Peacock’s Saved by the Bell.
Photo-Illustration: Vulture. Photo: Peacock
Peacock owner Comcast was pretty quiet about the streamer’s performance during the second half of 2021. But during a fourth quarter earnings call Thursday, the company finally offered an update — and the news is … not bad, at least on some fronts. The big takeaways:
➼ Eighteen months after its national launch, Peacock boasts a bit over nine million paid monthly subscribers. Another 7 million folks get Peacock’s premium tier through cable or wireless bundles, where the service is offered at no additional cost. All told, roughly 16 million homes now have access to the full ecosystem of Peacock originals and library content.
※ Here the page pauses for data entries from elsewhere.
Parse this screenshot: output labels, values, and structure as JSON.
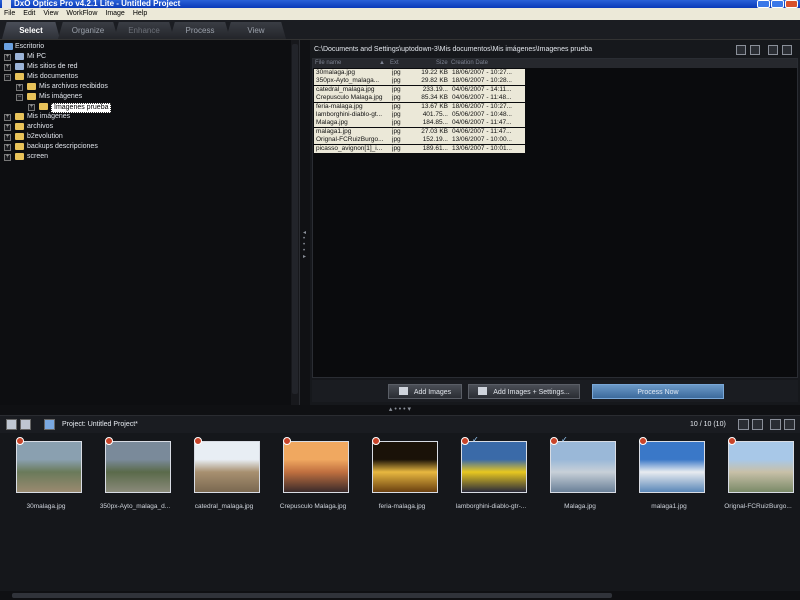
{
  "window": {
    "title": "DxO Optics Pro v4.2.1 Lite - Untitled Project"
  },
  "menu": [
    "File",
    "Edit",
    "View",
    "WorkFlow",
    "Image",
    "Help"
  ],
  "tabs": [
    "Select",
    "Organize",
    "Enhance",
    "Process",
    "View"
  ],
  "tree": [
    {
      "label": "Escritorio",
      "icon": "desktop-icon"
    },
    {
      "label": "Mi PC",
      "icon": "computer-icon"
    },
    {
      "label": "Mis sitios de red",
      "icon": "network-icon"
    },
    {
      "label": "Mis documentos",
      "icon": "folder-icon"
    },
    {
      "label": "Mis archivos recibidos",
      "icon": "folder-icon"
    },
    {
      "label": "Mis imágenes",
      "icon": "folder-icon"
    },
    {
      "label": "Imagenes prueba",
      "icon": "folder-icon",
      "selected": true
    },
    {
      "label": "Mis imágenes",
      "icon": "folder-icon"
    },
    {
      "label": "archivos",
      "icon": "folder-icon"
    },
    {
      "label": "b2evolution",
      "icon": "folder-icon"
    },
    {
      "label": "backups descripciones",
      "icon": "folder-icon"
    },
    {
      "label": "screen",
      "icon": "folder-icon"
    }
  ],
  "browser": {
    "path": "C:\\Documents and Settings\\uptodown-3\\Mis documentos\\Mis imágenes\\Imagenes prueba",
    "columns": [
      "File name",
      "Ext",
      "Size",
      "Creation Date"
    ],
    "files": [
      {
        "name": "30malaga.jpg",
        "ext": "jpg",
        "size": "19.22 KB",
        "date": "18/06/2007 - 10:27..."
      },
      {
        "name": "350px-Ayto_malaga...",
        "ext": "jpg",
        "size": "29.82 KB",
        "date": "18/06/2007 - 10:28..."
      },
      {
        "name": "catedral_malaga.jpg",
        "ext": "jpg",
        "size": "233.19...",
        "date": "04/06/2007 - 14:11..."
      },
      {
        "name": "Crepusculo Malaga.jpg",
        "ext": "jpg",
        "size": "85.34 KB",
        "date": "04/06/2007 - 11:48..."
      },
      {
        "name": "feria-malaga.jpg",
        "ext": "jpg",
        "size": "13.67 KB",
        "date": "18/06/2007 - 10:27..."
      },
      {
        "name": "lamborghini-diablo-gt...",
        "ext": "jpg",
        "size": "401.75...",
        "date": "05/06/2007 - 10:48..."
      },
      {
        "name": "Malaga.jpg",
        "ext": "jpg",
        "size": "184.85...",
        "date": "04/06/2007 - 11:47..."
      },
      {
        "name": "malaga1.jpg",
        "ext": "jpg",
        "size": "27.03 KB",
        "date": "04/06/2007 - 11:47..."
      },
      {
        "name": "Orignal-FCRuizBurgo...",
        "ext": "jpg",
        "size": "152.19...",
        "date": "13/06/2007 - 10:00..."
      },
      {
        "name": "picasso_avignon[1]_i...",
        "ext": "jpg",
        "size": "189.61...",
        "date": "13/06/2007 - 10:01..."
      }
    ],
    "buttons": {
      "add_images": "Add Images",
      "add_images_settings": "Add Images + Settings...",
      "process_now": "Process Now"
    }
  },
  "project": {
    "label": "Project:",
    "name": "Untitled Project*",
    "count": "10 / 10 (10)",
    "thumbnails": [
      {
        "label": "30malaga.jpg",
        "badge": true,
        "check": false,
        "colors": [
          "#8aa0b0",
          "#6a7a5a",
          "#9a8a70"
        ]
      },
      {
        "label": "350px-Ayto_malaga_d...",
        "badge": true,
        "check": false,
        "colors": [
          "#7a8a9a",
          "#5a6a4a",
          "#8a8a7a"
        ]
      },
      {
        "label": "catedral_malaga.jpg",
        "badge": true,
        "check": false,
        "colors": [
          "#e8eef4",
          "#a89070",
          "#7a6850"
        ]
      },
      {
        "label": "Crepusculo Malaga.jpg",
        "badge": true,
        "check": false,
        "colors": [
          "#f0a860",
          "#c07040",
          "#3a2a2a"
        ]
      },
      {
        "label": "feria-malaga.jpg",
        "badge": true,
        "check": false,
        "colors": [
          "#1a1208",
          "#e8b840",
          "#6a4010"
        ]
      },
      {
        "label": "lamborghini-diablo-gtr-...",
        "badge": true,
        "check": true,
        "colors": [
          "#3a6aa8",
          "#e8c820",
          "#2a2a3a"
        ]
      },
      {
        "label": "Malaga.jpg",
        "badge": true,
        "check": true,
        "colors": [
          "#9ab8d8",
          "#c8d0d8",
          "#6a8098"
        ]
      },
      {
        "label": "malaga1.jpg",
        "badge": true,
        "check": false,
        "colors": [
          "#3a78c8",
          "#e8ecf0",
          "#5a88b8"
        ]
      },
      {
        "label": "Orignal-FCRuizBurgo...",
        "badge": true,
        "check": false,
        "colors": [
          "#a8c8e8",
          "#c8c0a8",
          "#7a8a68"
        ]
      }
    ]
  }
}
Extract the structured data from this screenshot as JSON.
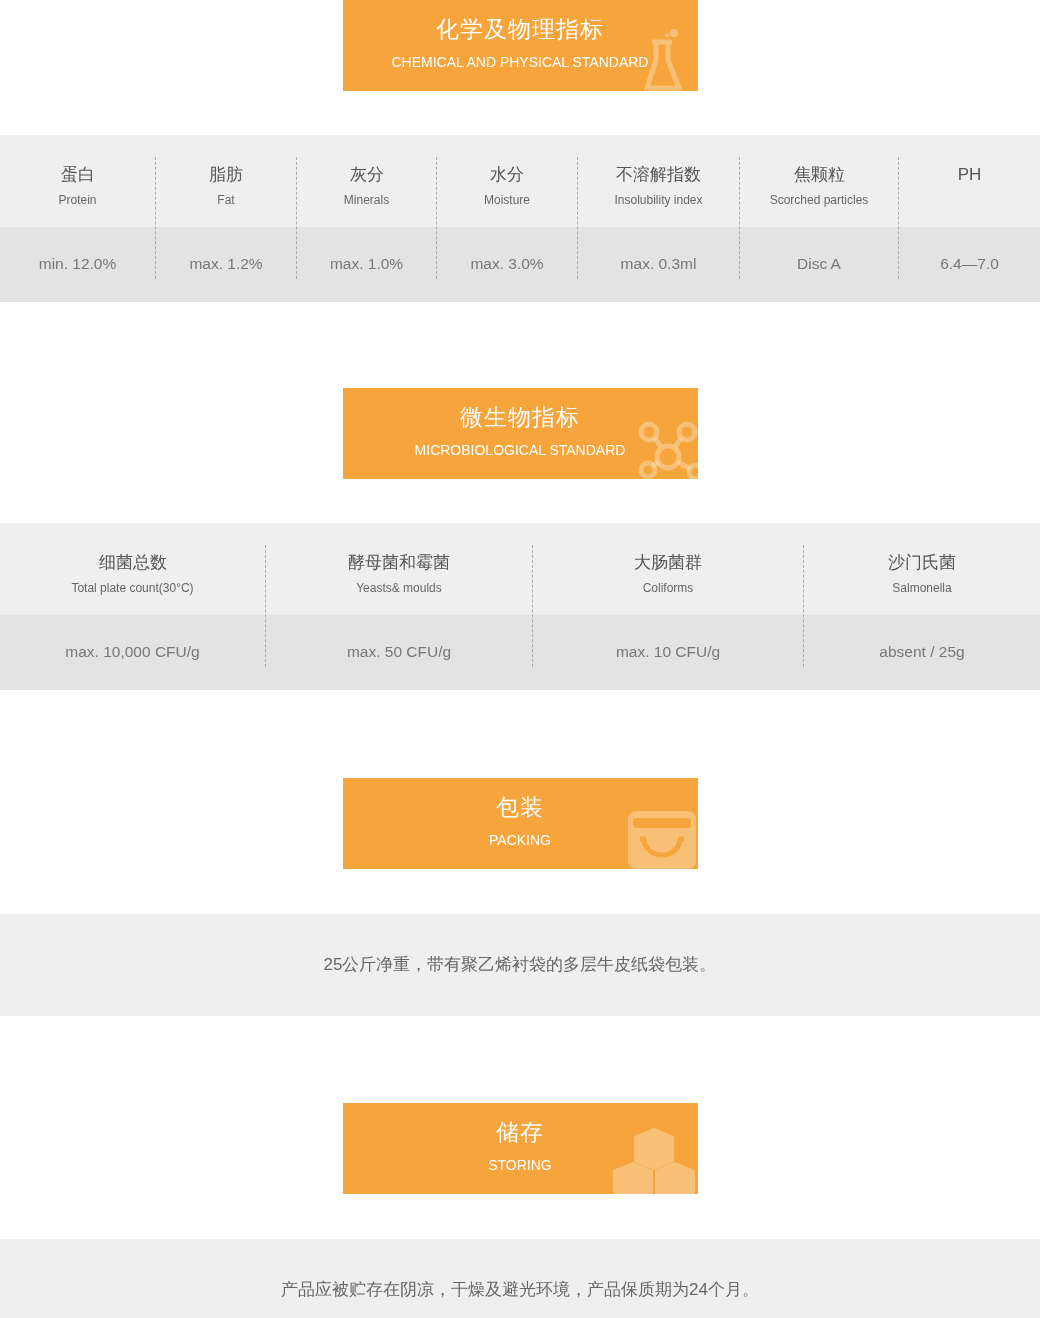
{
  "sections": [
    {
      "banner": {
        "title_cn": "化学及物理指标",
        "title_en": "CHEMICAL AND PHYSICAL STANDARD"
      },
      "kind": "table",
      "columns": [
        {
          "name_cn": "蛋白",
          "name_en": "Protein",
          "value": "min. 12.0%"
        },
        {
          "name_cn": "脂肪",
          "name_en": "Fat",
          "value": "max. 1.2%"
        },
        {
          "name_cn": "灰分",
          "name_en": "Minerals",
          "value": "max. 1.0%"
        },
        {
          "name_cn": "水分",
          "name_en": "Moisture",
          "value": "max. 3.0%"
        },
        {
          "name_cn": "不溶解指数",
          "name_en": "Insolubility index",
          "value": "max. 0.3ml"
        },
        {
          "name_cn": "焦颗粒",
          "name_en": "Scorched particles",
          "value": "Disc A"
        },
        {
          "name_cn": "PH",
          "value": "6.4—7.0"
        }
      ]
    },
    {
      "banner": {
        "title_cn": "微生物指标",
        "title_en": "MICROBIOLOGICAL STANDARD"
      },
      "kind": "table",
      "columns": [
        {
          "name_cn": "细菌总数",
          "name_en": "Total plate count(30°C)",
          "value": "max. 10,000 CFU/g"
        },
        {
          "name_cn": "酵母菌和霉菌",
          "name_en": "Yeasts& moulds",
          "value": "max. 50 CFU/g"
        },
        {
          "name_cn": "大肠菌群",
          "name_en": "Coliforms",
          "value": "max. 10 CFU/g"
        },
        {
          "name_cn": "沙门氏菌",
          "name_en": "Salmonella",
          "value": "absent / 25g"
        }
      ]
    },
    {
      "banner": {
        "title_cn": "包装",
        "title_en": "PACKING"
      },
      "kind": "text",
      "text": "25公斤净重，带有聚乙烯衬袋的多层牛皮纸袋包装。"
    },
    {
      "banner": {
        "title_cn": "储存",
        "title_en": "STORING"
      },
      "kind": "text",
      "text": "产品应被贮存在阴凉，干燥及避光环境，产品保质期为24个月。"
    }
  ]
}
➼ Peacock is also available as a totally free version, with more ads and a less expansive content offering. Including consumers who use that service, Comcast says the total number of monthly active users for Peacock stands at 24.5 million. That’s up nearly 25 percent from the 20 million MAUs the company reported last summer.
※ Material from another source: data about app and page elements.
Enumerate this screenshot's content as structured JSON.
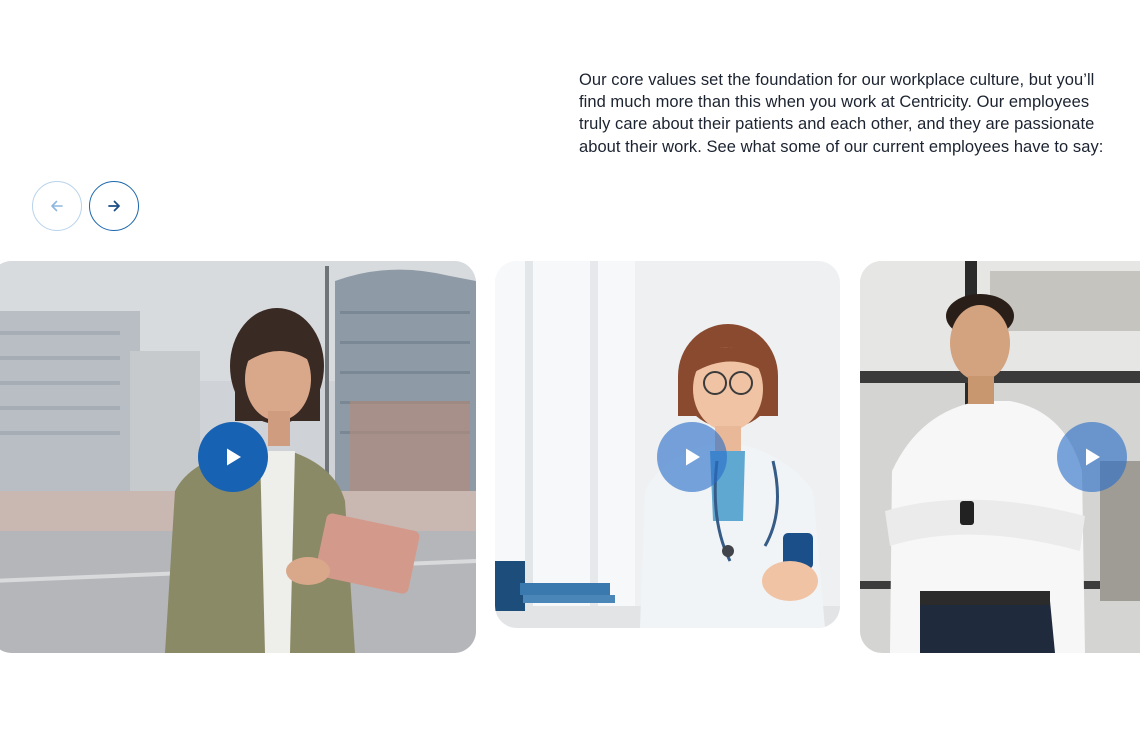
{
  "intro": {
    "text": "Our core values set the foundation for our workplace culture, but you’ll find much more than this when you work at Centricity. Our employees truly care about their patients and each other, and they are passionate about their work. See what some of our current employees have to say:"
  },
  "carousel": {
    "prev_icon": "arrow-left-icon",
    "next_icon": "arrow-right-icon",
    "accent_color": "#1762b3",
    "cards": [
      {
        "icon": "play-icon",
        "photo": "woman-with-tablet-in-city-street"
      },
      {
        "icon": "play-icon",
        "photo": "female-doctor-with-phone-at-desk"
      },
      {
        "icon": "play-icon",
        "photo": "man-in-white-shirt-arms-crossed"
      }
    ]
  }
}
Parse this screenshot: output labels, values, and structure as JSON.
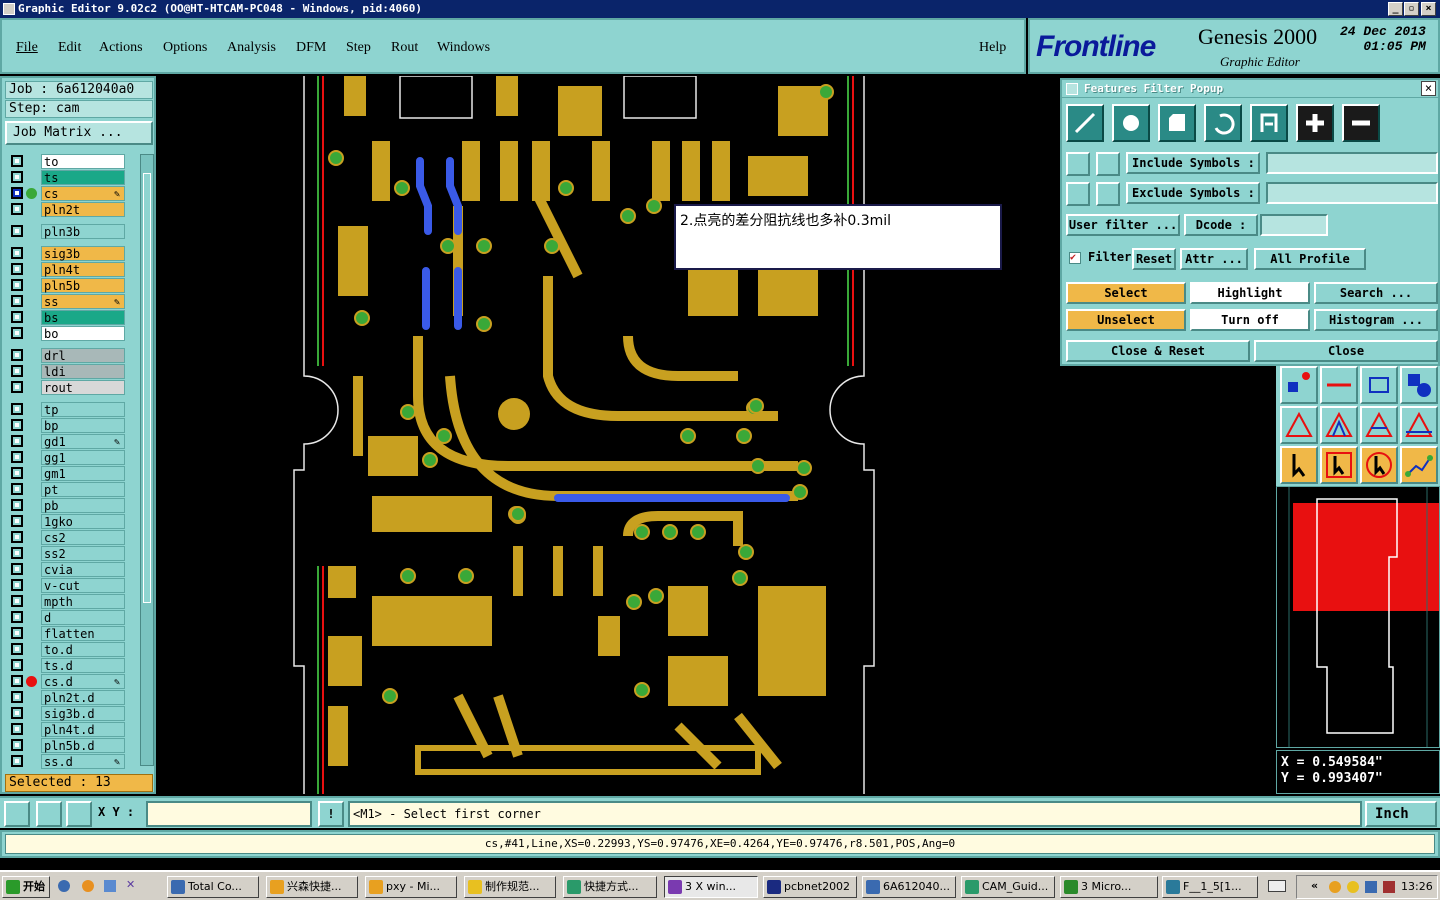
{
  "window": {
    "title": "Graphic Editor 9.02c2 (OO@HT-HTCAM-PC048 - Windows, pid:4060)",
    "min": "_",
    "max": "▫",
    "close": "×"
  },
  "menu": {
    "items": [
      "File",
      "Edit",
      "Actions",
      "Options",
      "Analysis",
      "DFM",
      "Step",
      "Rout",
      "Windows"
    ],
    "help": "Help"
  },
  "brand": {
    "logo": "Frontline",
    "product": "Genesis 2000",
    "subtitle": "Graphic Editor",
    "date": "24 Dec 2013",
    "time": "01:05 PM"
  },
  "job": {
    "job_line": "Job : 6a612040a0",
    "step_line": "Step: cam",
    "matrix_button": "Job Matrix ..."
  },
  "layers": [
    {
      "name": "to",
      "color": "#ffffff"
    },
    {
      "name": "ts",
      "color": "#1aa888"
    },
    {
      "name": "cs",
      "color": "#f0b848",
      "active": true,
      "edit": true
    },
    {
      "name": "pln2t",
      "color": "#f0b848"
    },
    {
      "name": "pln3b",
      "color": "#8ed4d0"
    },
    {
      "name": "sig3b",
      "color": "#f0b848"
    },
    {
      "name": "pln4t",
      "color": "#f0b848"
    },
    {
      "name": "pln5b",
      "color": "#f0b848"
    },
    {
      "name": "ss",
      "color": "#f0b848",
      "edit": true
    },
    {
      "name": "bs",
      "color": "#1aa888"
    },
    {
      "name": "bo",
      "color": "#ffffff"
    },
    {
      "name": "drl",
      "color": "#a8b8b8"
    },
    {
      "name": "ldi",
      "color": "#a8b8b8"
    },
    {
      "name": "rout",
      "color": "#d8d8d8"
    },
    {
      "name": "tp",
      "color": "#8ed4d0"
    },
    {
      "name": "bp",
      "color": "#8ed4d0"
    },
    {
      "name": "gd1",
      "color": "#8ed4d0",
      "edit": true
    },
    {
      "name": "gg1",
      "color": "#8ed4d0"
    },
    {
      "name": "gm1",
      "color": "#8ed4d0"
    },
    {
      "name": "pt",
      "color": "#8ed4d0"
    },
    {
      "name": "pb",
      "color": "#8ed4d0"
    },
    {
      "name": "1gko",
      "color": "#8ed4d0"
    },
    {
      "name": "cs2",
      "color": "#8ed4d0"
    },
    {
      "name": "ss2",
      "color": "#8ed4d0"
    },
    {
      "name": "cvia",
      "color": "#8ed4d0"
    },
    {
      "name": "v-cut",
      "color": "#8ed4d0"
    },
    {
      "name": "mpth",
      "color": "#8ed4d0"
    },
    {
      "name": "d",
      "color": "#8ed4d0"
    },
    {
      "name": "flatten",
      "color": "#8ed4d0"
    },
    {
      "name": "to.d",
      "color": "#8ed4d0"
    },
    {
      "name": "ts.d",
      "color": "#8ed4d0"
    },
    {
      "name": "cs.d",
      "color": "#8ed4d0",
      "mark": "#e81010",
      "edit": true
    },
    {
      "name": "pln2t.d",
      "color": "#8ed4d0"
    },
    {
      "name": "sig3b.d",
      "color": "#8ed4d0"
    },
    {
      "name": "pln4t.d",
      "color": "#8ed4d0"
    },
    {
      "name": "pln5b.d",
      "color": "#8ed4d0"
    },
    {
      "name": "ss.d",
      "color": "#8ed4d0",
      "edit": true
    }
  ],
  "selected": "Selected : 13",
  "annotation": "2.点亮的差分阻抗线也多补0.3mil",
  "filter_popup": {
    "title": "Features Filter Popup",
    "include_symbols": "Include Symbols :",
    "exclude_symbols": "Exclude Symbols :",
    "user_filter": "User filter ...",
    "dcode": "Dcode :",
    "filter_toggle": "Filter",
    "reset": "Reset",
    "attr": "Attr ...",
    "profile": "All Profile",
    "select": "Select",
    "highlight": "Highlight",
    "search": "Search ...",
    "unselect": "Unselect",
    "turn_off": "Turn off",
    "histogram": "Histogram ...",
    "close_reset": "Close & Reset",
    "close": "Close",
    "close_icon": "×"
  },
  "coords": {
    "x": "X = 0.549584\"",
    "y": "Y = 0.993407\""
  },
  "bottom": {
    "xy_label": "X Y :",
    "xy_value": "",
    "message": "<M1> - Select first corner",
    "unit": "Inch"
  },
  "status": "cs,#41,Line,XS=0.22993,YS=0.97476,XE=0.4264,YE=0.97476,r8.501,POS,Ang=0",
  "taskbar": {
    "start": "开始",
    "tasks": [
      "Total Co...",
      "兴森快捷...",
      "pxy - Mi...",
      "制作规范...",
      "快捷方式...",
      "3 X win...",
      "pcbnet2002",
      "6A612040...",
      "CAM_Guid...",
      "3 Micro...",
      "F__1_5[1..."
    ],
    "clock": "13:26",
    "tray_chevron": "«"
  },
  "colors": {
    "copper": "#c8a020",
    "pad_green": "#3aa838",
    "highlight": "#3a5ae8",
    "panel": "#8ed4d0"
  }
}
➼ The average Peacock user is bringing in nearly $10 per month in revenue for Comcast, thanks to a combination of subscriber fees and advertising revenue. While that’s less than what Netflix and HBO Max generate with their platforms, it’s more than double what Disney+ (which has no ads) brings in each month. It’s also well above the $6-$7 in so-called ARPU (average revenue per user) Comcast had forecast for Peacock before launch.
➼ Comcast will double its spending on content for Peacock this year, investing $3 billion in a mix of original programming and library acquisitions (including the money it’s spending to put Universal feature films on the service before they stream on other platforms). Execs expect that number will jump to $5 billion within the next couple of years. While that’s not chump change, it pales next to the $15 billion-$20 billion being allocated to HBO Max and Netflix.
Obviously, if you compare Peacock to HBO Max, Netflix, Prime Video or Disney+, the Comcast streamer isn’t even in the same ballpark in terms of subscribers, content or revenue. But while it’s obviously competing for attention and subscribers against those all-star players, Comcast has no illusions about what it is going to be able to achieve through its streaming service alone. “We’re playing a different game than our competitors,” NBCUniversal chief Jeff Shell said on today’s earnings call. “Peacock is not a separate business for us. It’s an extension of our existing … dual revenue stream.” Rather than looking at Peacock as a replacement for NBCU’s linear networks, Shell said he sees it as a way to bring in more ad revenue and subscriber fees and, eventually, even helping “our TV business [in] returning to growth overall.”
So far, however, what Peacock has mostly done is burn through a lot of cash for Comcast. The streamer lost an eye-popping $1.7 billion last year, nearly triple the $663 million it red ink it bled in 2020. Analyst Rich Greenfield of LightShed, who’s long been down on traditional media companies’ approach to streaming, was not at all impressed by today’s numbers. “Peacock spent $894 million in operating expenses to generate $335 million of revenues,” he tweeted after the earnings call, attaching a GIF of Michael Scott wincing to underscore the cringe factor in the revenue statement.
One sign that Comcast is worried about the losses piling up at Peacock is that execs today declined to offer any hints about whether they’re planning to claw back Hulu’s access to next-day reruns of NBC network shows. As part of a deal to give up its stake in Hulu by 2024, Comcast has the right to cut off Hulu’s NBC reruns and make them available only on Peacock and the NBC app. There was much speculation late last year that Comcast was about to announce a plan to do just that, but while Shell today said that “over time, we’d like to bring that back to Peacock,” as of now, it had nothing to report. It could just be that there’s no reason to go public with a decision just yet, given that any change wouldn’t happen until the start of the 2022-’23 TV season this fall. On the other hand, Comcast may also be worried about giving up the many millions in ad and license fee revenue it gets from those Hulu reruns. Hulu also provides an excellent ecosystem — far broader than Peacock’s — to boost awareness of NBC’s new shows, which these days need all the help they can get.